When you’re asking your children to do things for you, do you ever feel like you’re talking to a wall?
One of the most challenging tasks that moms often face is teaching their children to listen and follow directions. It becomes frustrating for the whole family when you repeatedly give the same directions multiple times. As moms’ we can easily become the nagging machine, which is not only frustrating but exhausting.
The trouble is, we tend to think it is all our children’s doing – “making” us repeat ourselves multiple times in order to get them to comply. Here is the catch, if we have fallen into that pattern; we have conditioned our children to expect that mom will repeat herself multiple times before she really means what she is saying.
Yep, we have created the monster!
So instead of continuing the pattern, change your actions – take some of these tips into consideration and put them into practice in your home and see how you can escape the nagging habit.
Get Their Attention
You should always get your child’s attention before giving a direction and especially avoid yelling directions from another room. Few people respond favorably to being hollered at from across the room and I would rather create an environment in my home which would train my kids to respond to a calmer, quieter tone. Instead get close to them and use a pleasant, calm voice and use the word “please”. Since we want our children to use the magic word, doesn’t it make sense that we ought to model it? It is amazing how adding that word into the request can influence follow through.
Don’t Ask – Rather Give Choices
You should avoid phrasing directions as questions. Don’t say, “Would you like to pick up your toys now?” You are asking for non-compliance with a question, your child feels that they are being given an option rather than a direction.
Instead, try giving choices instead of just commands whenever possible. Allow your child to decide how or when to follow your directions.
With a younger child is can be as simple as asking them if they would like to brush their teeth before or after their bath. It does not mean you are allowing them to take complete control. Be careful, however, not to use words implying that not doing the task is one of the options.

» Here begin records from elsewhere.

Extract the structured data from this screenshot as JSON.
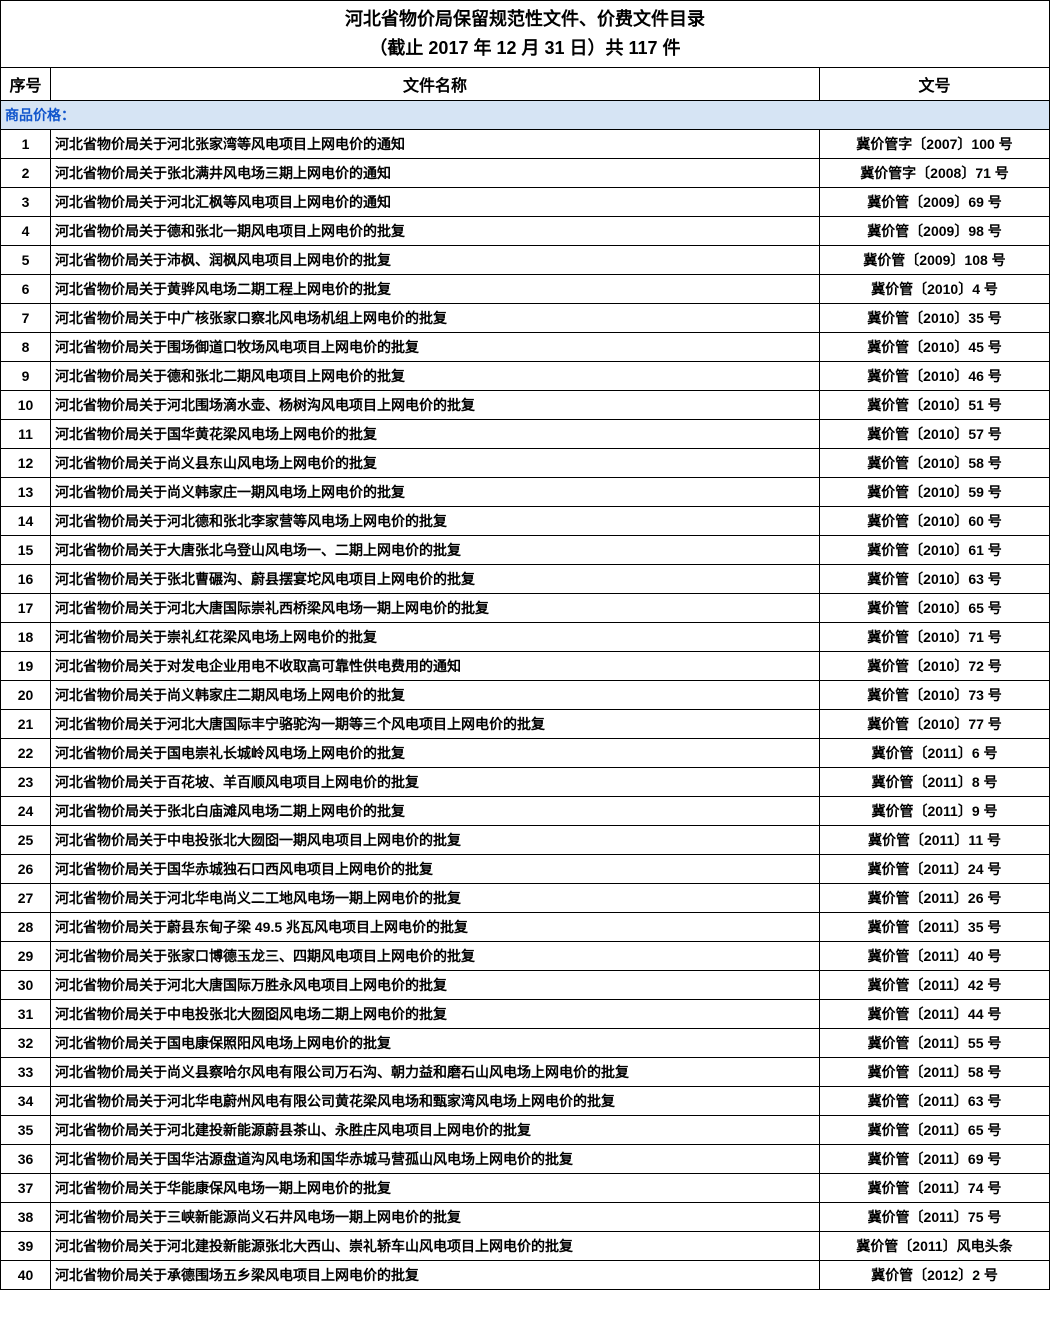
{
  "title_line1": "河北省物价局保留规范性文件、价费文件目录",
  "title_line2": "（截止 2017 年 12 月 31 日）共 117 件",
  "headers": {
    "seq": "序号",
    "name": "文件名称",
    "docno": "文号"
  },
  "section_label": "商品价格：",
  "colors": {
    "border": "#000000",
    "section_bg": "#d6e4f4",
    "section_fg": "#1155cc",
    "bg": "#ffffff",
    "text": "#000000"
  },
  "rows": [
    {
      "seq": "1",
      "name": "河北省物价局关于河北张家湾等风电项目上网电价的通知",
      "docno": "冀价管字〔2007〕100 号"
    },
    {
      "seq": "2",
      "name": "河北省物价局关于张北满井风电场三期上网电价的通知",
      "docno": "冀价管字〔2008〕71 号"
    },
    {
      "seq": "3",
      "name": "河北省物价局关于河北汇枫等风电项目上网电价的通知",
      "docno": "冀价管〔2009〕69 号"
    },
    {
      "seq": "4",
      "name": "河北省物价局关于德和张北一期风电项目上网电价的批复",
      "docno": "冀价管〔2009〕98 号"
    },
    {
      "seq": "5",
      "name": "河北省物价局关于沛枫、润枫风电项目上网电价的批复",
      "docno": "冀价管〔2009〕108 号"
    },
    {
      "seq": "6",
      "name": "河北省物价局关于黄骅风电场二期工程上网电价的批复",
      "docno": "冀价管〔2010〕4 号"
    },
    {
      "seq": "7",
      "name": "河北省物价局关于中广核张家口察北风电场机组上网电价的批复",
      "docno": "冀价管〔2010〕35 号"
    },
    {
      "seq": "8",
      "name": "河北省物价局关于围场御道口牧场风电项目上网电价的批复",
      "docno": "冀价管〔2010〕45 号"
    },
    {
      "seq": "9",
      "name": "河北省物价局关于德和张北二期风电项目上网电价的批复",
      "docno": "冀价管〔2010〕46 号"
    },
    {
      "seq": "10",
      "name": "河北省物价局关于河北围场滴水壶、杨树沟风电项目上网电价的批复",
      "docno": "冀价管〔2010〕51 号"
    },
    {
      "seq": "11",
      "name": "河北省物价局关于国华黄花梁风电场上网电价的批复",
      "docno": "冀价管〔2010〕57 号"
    },
    {
      "seq": "12",
      "name": "河北省物价局关于尚义县东山风电场上网电价的批复",
      "docno": "冀价管〔2010〕58 号"
    },
    {
      "seq": "13",
      "name": "河北省物价局关于尚义韩家庄一期风电场上网电价的批复",
      "docno": "冀价管〔2010〕59 号"
    },
    {
      "seq": "14",
      "name": "河北省物价局关于河北德和张北李家营等风电场上网电价的批复",
      "docno": "冀价管〔2010〕60 号"
    },
    {
      "seq": "15",
      "name": "河北省物价局关于大唐张北乌登山风电场一、二期上网电价的批复",
      "docno": "冀价管〔2010〕61 号"
    },
    {
      "seq": "16",
      "name": "河北省物价局关于张北曹碾沟、蔚县摆宴坨风电项目上网电价的批复",
      "docno": "冀价管〔2010〕63 号"
    },
    {
      "seq": "17",
      "name": "河北省物价局关于河北大唐国际崇礼西桥梁风电场一期上网电价的批复",
      "docno": "冀价管〔2010〕65 号"
    },
    {
      "seq": "18",
      "name": "河北省物价局关于崇礼红花梁风电场上网电价的批复",
      "docno": "冀价管〔2010〕71 号"
    },
    {
      "seq": "19",
      "name": "河北省物价局关于对发电企业用电不收取高可靠性供电费用的通知",
      "docno": "冀价管〔2010〕72 号"
    },
    {
      "seq": "20",
      "name": "河北省物价局关于尚义韩家庄二期风电场上网电价的批复",
      "docno": "冀价管〔2010〕73 号"
    },
    {
      "seq": "21",
      "name": "河北省物价局关于河北大唐国际丰宁骆驼沟一期等三个风电项目上网电价的批复",
      "docno": "冀价管〔2010〕77 号"
    },
    {
      "seq": "22",
      "name": "河北省物价局关于国电崇礼长城岭风电场上网电价的批复",
      "docno": "冀价管〔2011〕6 号"
    },
    {
      "seq": "23",
      "name": "河北省物价局关于百花坡、羊百顺风电项目上网电价的批复",
      "docno": "冀价管〔2011〕8 号"
    },
    {
      "seq": "24",
      "name": "河北省物价局关于张北白庙滩风电场二期上网电价的批复",
      "docno": "冀价管〔2011〕9 号"
    },
    {
      "seq": "25",
      "name": "河北省物价局关于中电投张北大囫囵一期风电项目上网电价的批复",
      "docno": "冀价管〔2011〕11 号"
    },
    {
      "seq": "26",
      "name": "河北省物价局关于国华赤城独石口西风电项目上网电价的批复",
      "docno": "冀价管〔2011〕24 号"
    },
    {
      "seq": "27",
      "name": "河北省物价局关于河北华电尚义二工地风电场一期上网电价的批复",
      "docno": "冀价管〔2011〕26 号"
    },
    {
      "seq": "28",
      "name": "河北省物价局关于蔚县东甸子梁 49.5 兆瓦风电项目上网电价的批复",
      "docno": "冀价管〔2011〕35 号"
    },
    {
      "seq": "29",
      "name": "河北省物价局关于张家口博德玉龙三、四期风电项目上网电价的批复",
      "docno": "冀价管〔2011〕40 号"
    },
    {
      "seq": "30",
      "name": "河北省物价局关于河北大唐国际万胜永风电项目上网电价的批复",
      "docno": "冀价管〔2011〕42 号"
    },
    {
      "seq": "31",
      "name": "河北省物价局关于中电投张北大囫囵风电场二期上网电价的批复",
      "docno": "冀价管〔2011〕44 号"
    },
    {
      "seq": "32",
      "name": "河北省物价局关于国电康保照阳风电场上网电价的批复",
      "docno": "冀价管〔2011〕55 号"
    },
    {
      "seq": "33",
      "name": "河北省物价局关于尚义县察哈尔风电有限公司万石沟、朝力益和磨石山风电场上网电价的批复",
      "docno": "冀价管〔2011〕58 号"
    },
    {
      "seq": "34",
      "name": "河北省物价局关于河北华电蔚州风电有限公司黄花梁风电场和甄家湾风电场上网电价的批复",
      "docno": "冀价管〔2011〕63 号"
    },
    {
      "seq": "35",
      "name": "河北省物价局关于河北建投新能源蔚县茶山、永胜庄风电项目上网电价的批复",
      "docno": "冀价管〔2011〕65 号"
    },
    {
      "seq": "36",
      "name": "河北省物价局关于国华沽源盘道沟风电场和国华赤城马营孤山风电场上网电价的批复",
      "docno": "冀价管〔2011〕69 号"
    },
    {
      "seq": "37",
      "name": "河北省物价局关于华能康保风电场一期上网电价的批复",
      "docno": "冀价管〔2011〕74 号"
    },
    {
      "seq": "38",
      "name": "河北省物价局关于三峡新能源尚义石井风电场一期上网电价的批复",
      "docno": "冀价管〔2011〕75 号"
    },
    {
      "seq": "39",
      "name": "河北省物价局关于河北建投新能源张北大西山、崇礼轿车山风电项目上网电价的批复",
      "docno": "冀价管〔2011〕风电头条"
    },
    {
      "seq": "40",
      "name": "河北省物价局关于承德围场五乡梁风电项目上网电价的批复",
      "docno": "冀价管〔2012〕2 号"
    }
  ]
}
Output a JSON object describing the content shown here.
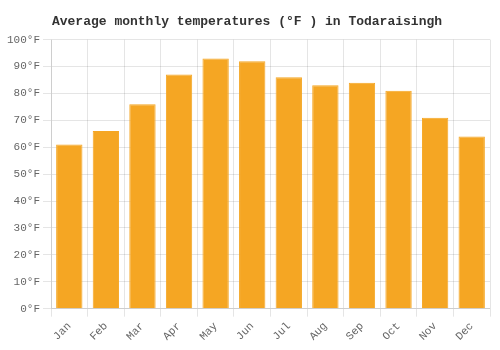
{
  "chart_data": {
    "type": "bar",
    "title": "Average monthly temperatures (°F ) in Todaraisingh",
    "categories": [
      "Jan",
      "Feb",
      "Mar",
      "Apr",
      "May",
      "Jun",
      "Jul",
      "Aug",
      "Sep",
      "Oct",
      "Nov",
      "Dec"
    ],
    "values": [
      61,
      66,
      76,
      87,
      93,
      92,
      86,
      83,
      84,
      81,
      71,
      64
    ],
    "color": "#F5A623",
    "ylim": [
      0,
      100
    ],
    "yticks": [
      {
        "value": 0,
        "label": "0°F"
      },
      {
        "value": 10,
        "label": "10°F"
      },
      {
        "value": 20,
        "label": "20°F"
      },
      {
        "value": 30,
        "label": "30°F"
      },
      {
        "value": 40,
        "label": "40°F"
      },
      {
        "value": 50,
        "label": "50°F"
      },
      {
        "value": 60,
        "label": "60°F"
      },
      {
        "value": 70,
        "label": "70°F"
      },
      {
        "value": 80,
        "label": "80°F"
      },
      {
        "value": 90,
        "label": "90°F"
      },
      {
        "value": 100,
        "label": "100°F"
      }
    ],
    "grid": true
  }
}
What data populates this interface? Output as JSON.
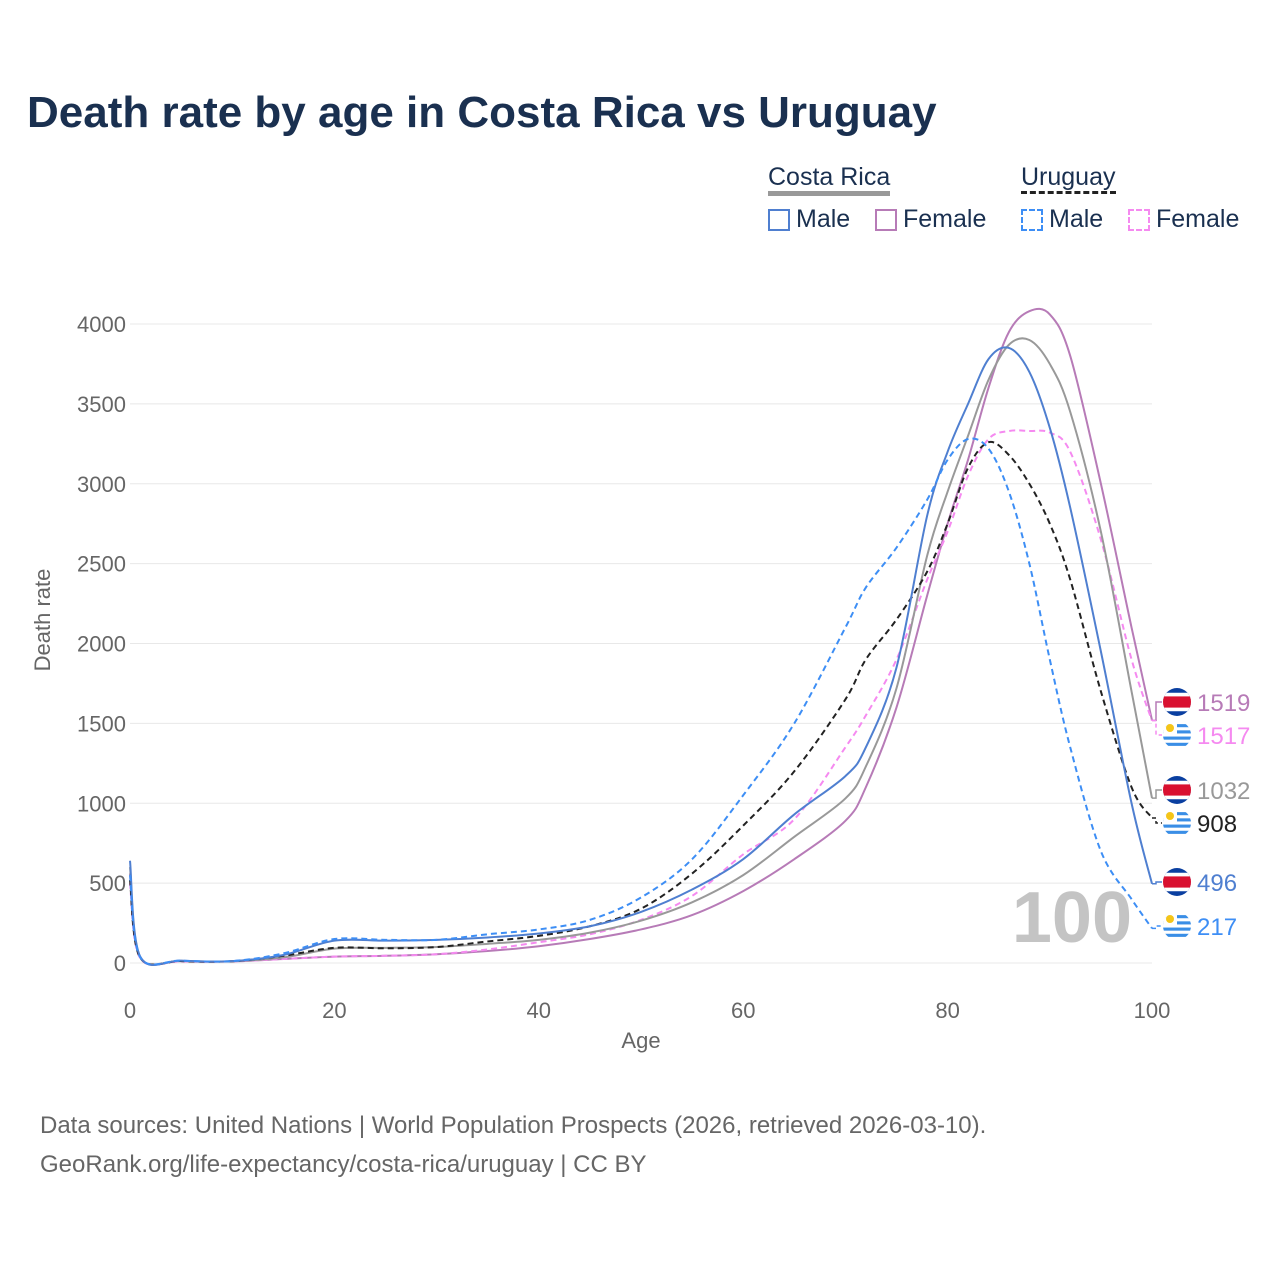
{
  "title": "Death rate by age in Costa Rica vs Uruguay",
  "legend": {
    "groups": [
      {
        "name": "Costa Rica",
        "line_color": "#999999",
        "dashed": false,
        "items": [
          {
            "label": "Male",
            "color": "#4f7fd0"
          },
          {
            "label": "Female",
            "color": "#b77bb7"
          }
        ]
      },
      {
        "name": "Uruguay",
        "line_color": "#222222",
        "dashed": true,
        "items": [
          {
            "label": "Male",
            "color": "#3d8ef5"
          },
          {
            "label": "Female",
            "color": "#f58af0"
          }
        ]
      }
    ]
  },
  "footer": {
    "line1": "Data sources: United Nations | World Population Prospects (2026, retrieved 2026-03-10).",
    "line2": "GeoRank.org/life-expectancy/costa-rica/uruguay | CC BY"
  },
  "chart_data": {
    "type": "line",
    "title": "Death rate by age in Costa Rica vs Uruguay",
    "xlabel": "Age",
    "ylabel": "Death rate",
    "xlim": [
      0,
      100
    ],
    "ylim": [
      0,
      4000
    ],
    "xticks": [
      "0",
      "20",
      "40",
      "60",
      "80",
      "100"
    ],
    "yticks": [
      "0",
      "500",
      "1000",
      "1500",
      "2000",
      "2500",
      "3000",
      "3500",
      "4000"
    ],
    "grid": true,
    "watermark": "100",
    "x": [
      0,
      1,
      5,
      10,
      15,
      20,
      25,
      30,
      35,
      40,
      45,
      50,
      55,
      60,
      65,
      70,
      72,
      75,
      78,
      80,
      82,
      84,
      86,
      88,
      90,
      92,
      95,
      98,
      100
    ],
    "series": [
      {
        "name": "Costa Rica Female",
        "color": "#b77bb7",
        "dashed": false,
        "flag": "costa-rica",
        "end_label": "1519",
        "values": [
          560,
          35,
          12,
          10,
          25,
          40,
          45,
          55,
          75,
          105,
          150,
          210,
          300,
          450,
          650,
          890,
          1100,
          1600,
          2300,
          2750,
          3150,
          3600,
          3950,
          4080,
          4060,
          3800,
          3000,
          2100,
          1519
        ]
      },
      {
        "name": "Uruguay Female",
        "color": "#f58af0",
        "dashed": true,
        "flag": "uruguay",
        "end_label": "1517",
        "values": [
          500,
          30,
          10,
          10,
          25,
          40,
          45,
          55,
          85,
          130,
          180,
          270,
          420,
          680,
          900,
          1350,
          1550,
          1900,
          2400,
          2700,
          3050,
          3280,
          3330,
          3330,
          3320,
          3200,
          2650,
          1900,
          1517
        ]
      },
      {
        "name": "Costa Rica",
        "color": "#999999",
        "dashed": false,
        "flag": "costa-rica",
        "end_label": "1032",
        "values": [
          600,
          38,
          13,
          11,
          35,
          90,
          95,
          100,
          120,
          145,
          190,
          265,
          380,
          550,
          790,
          1030,
          1230,
          1720,
          2550,
          2950,
          3300,
          3650,
          3870,
          3900,
          3750,
          3450,
          2700,
          1700,
          1032
        ]
      },
      {
        "name": "Uruguay",
        "color": "#222222",
        "dashed": true,
        "flag": "uruguay",
        "end_label": "908",
        "values": [
          520,
          33,
          12,
          11,
          45,
          95,
          92,
          100,
          135,
          170,
          230,
          340,
          560,
          860,
          1200,
          1650,
          1900,
          2150,
          2450,
          2750,
          3100,
          3260,
          3180,
          3000,
          2750,
          2400,
          1700,
          1100,
          908
        ]
      },
      {
        "name": "Costa Rica Male",
        "color": "#4f7fd0",
        "dashed": false,
        "flag": "costa-rica",
        "end_label": "496",
        "values": [
          640,
          40,
          15,
          12,
          50,
          140,
          140,
          145,
          160,
          185,
          230,
          320,
          460,
          650,
          930,
          1170,
          1350,
          1850,
          2800,
          3200,
          3500,
          3780,
          3850,
          3700,
          3350,
          2850,
          1950,
          1000,
          496
        ]
      },
      {
        "name": "Uruguay Male",
        "color": "#3d8ef5",
        "dashed": true,
        "flag": "uruguay",
        "end_label": "217",
        "values": [
          550,
          35,
          15,
          12,
          60,
          150,
          145,
          145,
          180,
          210,
          270,
          410,
          650,
          1050,
          1500,
          2100,
          2350,
          2600,
          2900,
          3150,
          3280,
          3220,
          2950,
          2500,
          1900,
          1350,
          700,
          400,
          217
        ]
      }
    ]
  }
}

Asking, ”Would you mind brushing your teeth?” opens up the door to an argument because your child sees this as a choice of doing it or not doing it. When offering a choice, make it clear that what your child gets to decide is when to do the job, not whether to do it.” Giving your child some say in compliance can often prevent power struggles.
Be Prepared to Enforce
Parents should avoid giving their children a direction unless they are prepared to enforce it. If parents do not enforce their directions, then children learn that their parents don’t mean what they say, a phrase I often use with moms I work with called, “Giving Empty Threats.” You have to follow through if your child decides to not do what is being asked of them. Ahead of time, have a plan for how you’ll respond to noncompliance or defiance.
If they refuse to comply, or they dawdle about or begin arguing, make sure you have your next action step prepared in advance.
Be Clear and Specific
Avoid giving vague directions such as “Be good,” or “Be careful.” There may be significant differences between how you and your child interpret vague directions such as “being good” which leaves them open to misinterpretation. Parents should make their directions clear, specific and easy to understand. Instead of just telling your child to clean out his closet, break the task down into several steps of how that is accomplished. Perhaps create a checklist to use on this task which includes what needs to be done in order to meet your expectation.
Ask Your Child to Repeat Your Request
This is critical with younger children. Having your youngster to recite rules and instructions out loud can prevent tearful protests of “I didn’t know” or “I didn’t understand” later on. Ask young, easily distracted children to repeat directions back to you. Older kids can repeat them or even better, have them write down the information themselves.
Resist Multiple Requests
As I stated early, if you threaten, lecture, or give repeated warnings after you have given an instruction – this is a tough one to break. Just remember, when you use threats, lectures, and repeated warnings you are training your child to need threats, lectures, and repeated warnings in order to accomplish tasks.
When the task is complete let your child know that you appreciate their compliance. A quick, “Thank you” is something everyone loves to hear.